The Food and Drug Administration approved the first new treatment option for Kaposi sarcoma in more than 20 years.

The Food and Drug Administration (FDA) approved Pomalyst (pomalidomide) to treat patients with AIDS-related Kaposi sarcoma whose disease has become resistant to highly active antiretroviral therapy or in patients with Kaposi sarcoma who are HIV-negative — the first new option for this patient population in more than 20 years.

“Patients with Kaposi sarcoma have had few options to manage their disease for two decades,” Dr. Diane McDowell, vice president of Hematology Global Medical Affairs at Bristol Myers Squibb, the agent’s manufacturer, said in a press release. “We’re excited that the additional research into Pomalyst in this rare disease area has resulted in our ability to provide a much-needed oral treatment option for patients.”

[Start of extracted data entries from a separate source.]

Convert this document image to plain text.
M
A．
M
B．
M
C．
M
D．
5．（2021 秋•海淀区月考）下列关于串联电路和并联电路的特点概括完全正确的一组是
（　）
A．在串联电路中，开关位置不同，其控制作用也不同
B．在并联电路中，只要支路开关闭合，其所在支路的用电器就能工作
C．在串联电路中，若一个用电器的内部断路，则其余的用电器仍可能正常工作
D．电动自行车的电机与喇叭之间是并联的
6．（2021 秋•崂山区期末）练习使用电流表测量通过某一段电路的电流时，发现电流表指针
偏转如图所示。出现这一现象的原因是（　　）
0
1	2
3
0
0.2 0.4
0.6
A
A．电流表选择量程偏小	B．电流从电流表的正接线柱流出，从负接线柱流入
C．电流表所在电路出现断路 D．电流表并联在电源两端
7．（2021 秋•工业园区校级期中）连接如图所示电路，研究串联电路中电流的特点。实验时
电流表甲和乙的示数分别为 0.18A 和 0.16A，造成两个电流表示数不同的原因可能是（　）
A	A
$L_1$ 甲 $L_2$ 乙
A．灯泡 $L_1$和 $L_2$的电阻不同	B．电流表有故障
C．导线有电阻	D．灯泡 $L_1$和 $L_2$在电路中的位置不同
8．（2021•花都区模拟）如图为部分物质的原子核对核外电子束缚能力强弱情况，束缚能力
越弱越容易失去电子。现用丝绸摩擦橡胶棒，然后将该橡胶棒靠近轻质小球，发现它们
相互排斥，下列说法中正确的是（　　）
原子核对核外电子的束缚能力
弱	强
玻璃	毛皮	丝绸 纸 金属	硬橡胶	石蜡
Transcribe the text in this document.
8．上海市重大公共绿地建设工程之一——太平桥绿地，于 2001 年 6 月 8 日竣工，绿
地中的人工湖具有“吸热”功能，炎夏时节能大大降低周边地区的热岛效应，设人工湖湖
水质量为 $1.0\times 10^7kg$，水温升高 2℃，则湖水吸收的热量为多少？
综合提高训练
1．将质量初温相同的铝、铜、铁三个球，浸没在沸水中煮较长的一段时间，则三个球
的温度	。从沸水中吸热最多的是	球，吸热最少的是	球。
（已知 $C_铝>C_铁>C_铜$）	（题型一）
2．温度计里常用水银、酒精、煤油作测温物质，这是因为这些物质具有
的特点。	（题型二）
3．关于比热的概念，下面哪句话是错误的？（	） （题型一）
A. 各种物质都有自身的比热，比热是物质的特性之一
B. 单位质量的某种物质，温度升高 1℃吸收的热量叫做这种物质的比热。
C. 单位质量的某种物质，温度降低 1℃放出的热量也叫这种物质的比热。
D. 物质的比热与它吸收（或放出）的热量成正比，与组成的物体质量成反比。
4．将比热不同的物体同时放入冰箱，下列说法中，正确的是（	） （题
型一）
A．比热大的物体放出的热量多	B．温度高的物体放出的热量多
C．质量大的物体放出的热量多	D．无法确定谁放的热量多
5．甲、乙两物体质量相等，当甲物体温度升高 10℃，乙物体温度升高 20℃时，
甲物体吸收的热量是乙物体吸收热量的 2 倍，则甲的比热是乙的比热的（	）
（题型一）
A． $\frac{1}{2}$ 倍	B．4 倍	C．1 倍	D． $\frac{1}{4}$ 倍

Moreover, Pomalyst is the only oral agent now approved for Karposi Sarcoma.

The FDA granted the agent accelerated approval based on overall response rates observed in a phase 1/2 open label, single-arm clinical trial designed to evaluate the safety, pharmacokinetics and efficacy of Pomalyst in 28 patients with HIV-positive and HIV-negative symptomatic Kaposi sarcoma, the majority of whom had advanced disease.

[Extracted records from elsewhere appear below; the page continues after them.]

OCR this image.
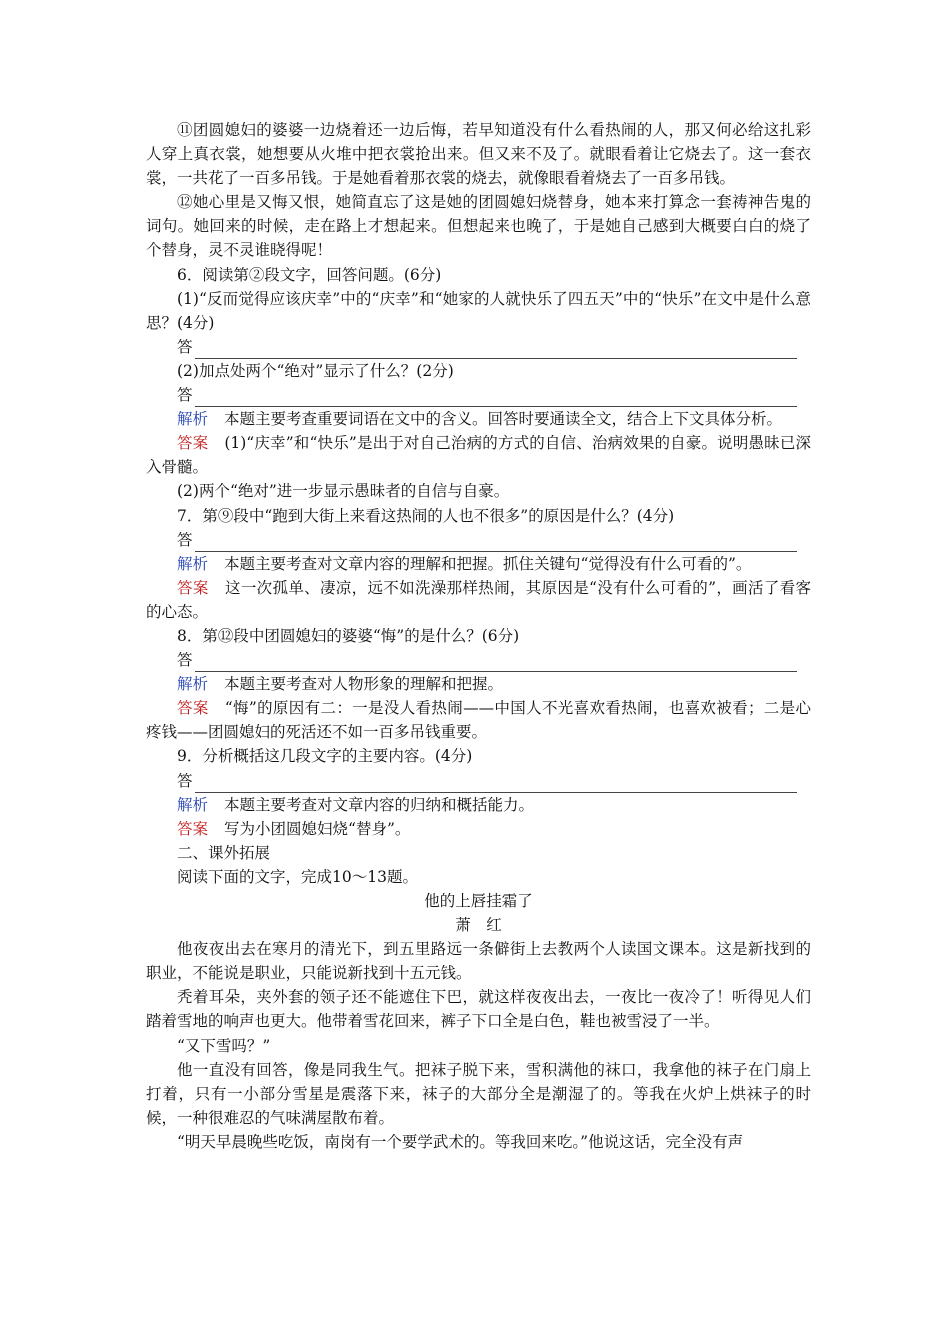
⑪团圆媳妇的婆婆一边烧着还一边后悔，若早知道没有什么看热闹的人，那又何必给这扎彩人穿上真衣裳，她想要从火堆中把衣裳抢出来。但又来不及了。就眼看着让它烧去了。这一套衣裳，一共花了一百多吊钱。于是她看着那衣裳的烧去，就像眼看着烧去了一百多吊钱。

⑫她心里是又悔又恨，她简直忘了这是她的团圆媳妇烧替身，她本来打算念一套祷神告鬼的词句。她回来的时候，走在路上才想起来。但想起来也晚了，于是她自己感到大概要白白的烧了个替身，灵不灵谁晓得呢！

6．阅读第②段文字，回答问题。(6分)

(1)“反而觉得应该庆幸”中的“庆幸”和“她家的人就快乐了四五天”中的“快乐”在文中是什么意思？(4分)

答

(2)加点处两个“绝对”显示了什么？(2分)

答

解析 本题主要考查重要词语在文中的含义。回答时要通读全文，结合上下文具体分析。

答案 (1)“庆幸”和“快乐”是出于对自己治病的方式的自信、治病效果的自豪。说明愚昧已深入骨髓。

(2)两个“绝对”进一步显示愚昧者的自信与自豪。

7．第⑨段中“跑到大街上来看这热闹的人也不很多”的原因是什么？(4分)

答

解析 本题主要考查对文章内容的理解和把握。抓住关键句“觉得没有什么可看的”。

答案 这一次孤单、凄凉，远不如洗澡那样热闹，其原因是“没有什么可看的”，画活了看客的心态。

8．第⑫段中团圆媳妇的婆婆“悔”的是什么？(6分)

答

解析 本题主要考查对人物形象的理解和把握。

答案 “悔”的原因有二：一是没人看热闹——中国人不光喜欢看热闹，也喜欢被看；二是心疼钱——团圆媳妇的死活还不如一百多吊钱重要。

9．分析概括这几段文字的主要内容。(4分)

答

解析 本题主要考查对文章内容的归纳和概括能力。

答案 写为小团圆媳妇烧“替身”。

二、课外拓展

阅读下面的文字，完成10～13题。

他的上唇挂霜了

萧　红

他夜夜出去在寒月的清光下，到五里路远一条僻街上去教两个人读国文课本。这是新找到的职业，不能说是职业，只能说新找到十五元钱。

秃着耳朵，夹外套的领子还不能遮住下巴，就这样夜夜出去，一夜比一夜冷了！听得见人们踏着雪地的响声也更大。他带着雪花回来，裤子下口全是白色，鞋也被雪浸了一半。

“又下雪吗？”

他一直没有回答，像是同我生气。把袜子脱下来，雪积满他的袜口，我拿他的袜子在门扇上打着，只有一小部分雪星是震落下来，袜子的大部分全是潮湿了的。等我在火炉上烘袜子的时候，一种很难忍的气味满屋散布着。

“明天早晨晚些吃饭，南岗有一个要学武术的。等我回来吃。”他说这话，完全没有声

The overall response rate was 71% with four patients experiencing a complete response and 16/28 achieving a partial response. The median duration of response for all patients was 12.1 months, and half of the patients who responded maintained a response at more than 12 months.

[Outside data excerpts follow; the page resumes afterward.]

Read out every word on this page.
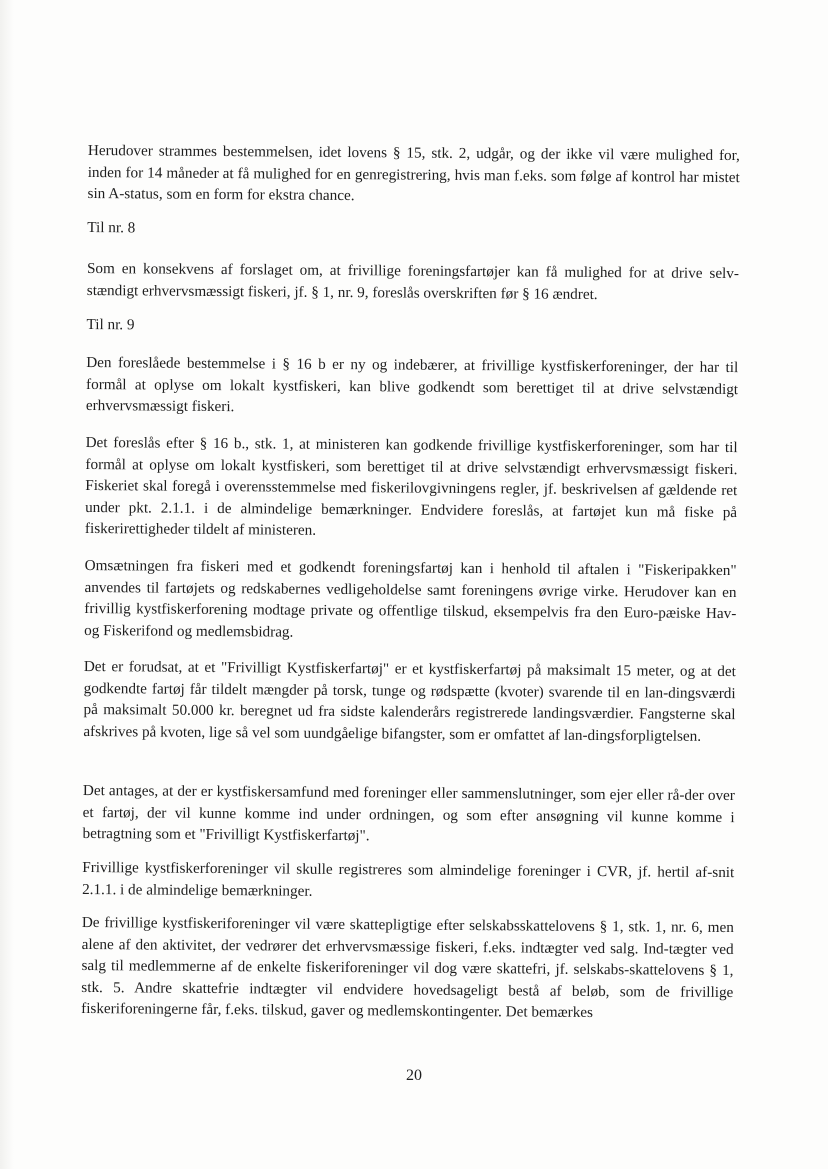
Herudover strammes bestemmelsen, idet lovens § 15, stk. 2, udgår, og der ikke vil være mulighed for, inden for 14 måneder at få mulighed for en genregistrering, hvis man f.eks. som følge af kontrol har mistet sin A-status, som en form for ekstra chance.

Til nr. 8

Som en konsekvens af forslaget om, at frivillige foreningsfartøjer kan få mulighed for at drive selv-stændigt erhvervsmæssigt fiskeri, jf. § 1, nr. 9, foreslås overskriften før § 16 ændret.

Til nr. 9

Den foreslåede bestemmelse i § 16 b er ny og indebærer, at frivillige kystfiskerforeninger, der har til formål at oplyse om lokalt kystfiskeri, kan blive godkendt som berettiget til at drive selvstændigt erhvervsmæssigt fiskeri.

Det foreslås efter § 16 b., stk. 1, at ministeren kan godkende frivillige kystfiskerforeninger, som har til formål at oplyse om lokalt kystfiskeri, som berettiget til at drive selvstændigt erhvervsmæssigt fiskeri. Fiskeriet skal foregå i overensstemmelse med fiskerilovgivningens regler, jf. beskrivelsen af gældende ret under pkt. 2.1.1. i de almindelige bemærkninger. Endvidere foreslås, at fartøjet kun må fiske på fiskerirettigheder tildelt af ministeren.

Omsætningen fra fiskeri med et godkendt foreningsfartøj kan i henhold til aftalen i "Fiskeripakken" anvendes til fartøjets og redskabernes vedligeholdelse samt foreningens øvrige virke. Herudover kan en frivillig kystfiskerforening modtage private og offentlige tilskud, eksempelvis fra den Euro-pæiske Hav- og Fiskerifond og medlemsbidrag.

Det er forudsat, at et "Frivilligt Kystfiskerfartøj" er et kystfiskerfartøj på maksimalt 15 meter, og at det godkendte fartøj får tildelt mængder på torsk, tunge og rødspætte (kvoter) svarende til en lan-dingsværdi på maksimalt 50.000 kr. beregnet ud fra sidste kalenderårs registrerede landingsværdier. Fangsterne skal afskrives på kvoten, lige så vel som uundgåelige bifangster, som er omfattet af lan-dingsforpligtelsen.

Det antages, at der er kystfiskersamfund med foreninger eller sammenslutninger, som ejer eller rå-der over et fartøj, der vil kunne komme ind under ordningen, og som efter ansøgning vil kunne komme i betragtning som et "Frivilligt Kystfiskerfartøj".

Frivillige kystfiskerforeninger vil skulle registreres som almindelige foreninger i CVR, jf. hertil af-snit 2.1.1. i de almindelige bemærkninger.

De frivillige kystfiskeriforeninger vil være skattepligtige efter selskabsskattelovens § 1, stk. 1, nr. 6, men alene af den aktivitet, der vedrører det erhvervsmæssige fiskeri, f.eks. indtægter ved salg. Ind-tægter ved salg til medlemmerne af de enkelte fiskeriforeninger vil dog være skattefri, jf. selskabs-skattelovens § 1, stk. 5. Andre skattefrie indtægter vil endvidere hovedsageligt bestå af beløb, som de frivillige fiskeriforeningerne får, f.eks. tilskud, gaver og medlemskontingenter. Det bemærkes

20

Side effects included decreased white blood cells; elevated glucose; rash; constipation; fatigue; decreased hemoglobin, platelets, phosphate, albumin or calcium; increased alanine aminotransferase (an enzyme found in the liver); nausea; and diarrhea.

“Pomalyst has shown positive results in Kaposi sarcoma patients, regardless of their HIV status,” Dr. Robert Yarchoan, chief of the HIV and AIDS Malignancy Branch within the Center for Cancer Research of the National Cancer Institute, said in the release. “Also, it provides a therapy that is taken orally and works by a different mechanism of action than the cytotoxic chemotherapy drugs generally used to treat Kaposi sarcoma.”

Continued approval may depend on verification and description of clinical benefit in a confirmatory trial.

Bristol Myers Squibb noted in its release that patients with AIDS-related Kaposi sarcoma should continue highly active antiretroviral therapy for their HIV, as recommended by their physician.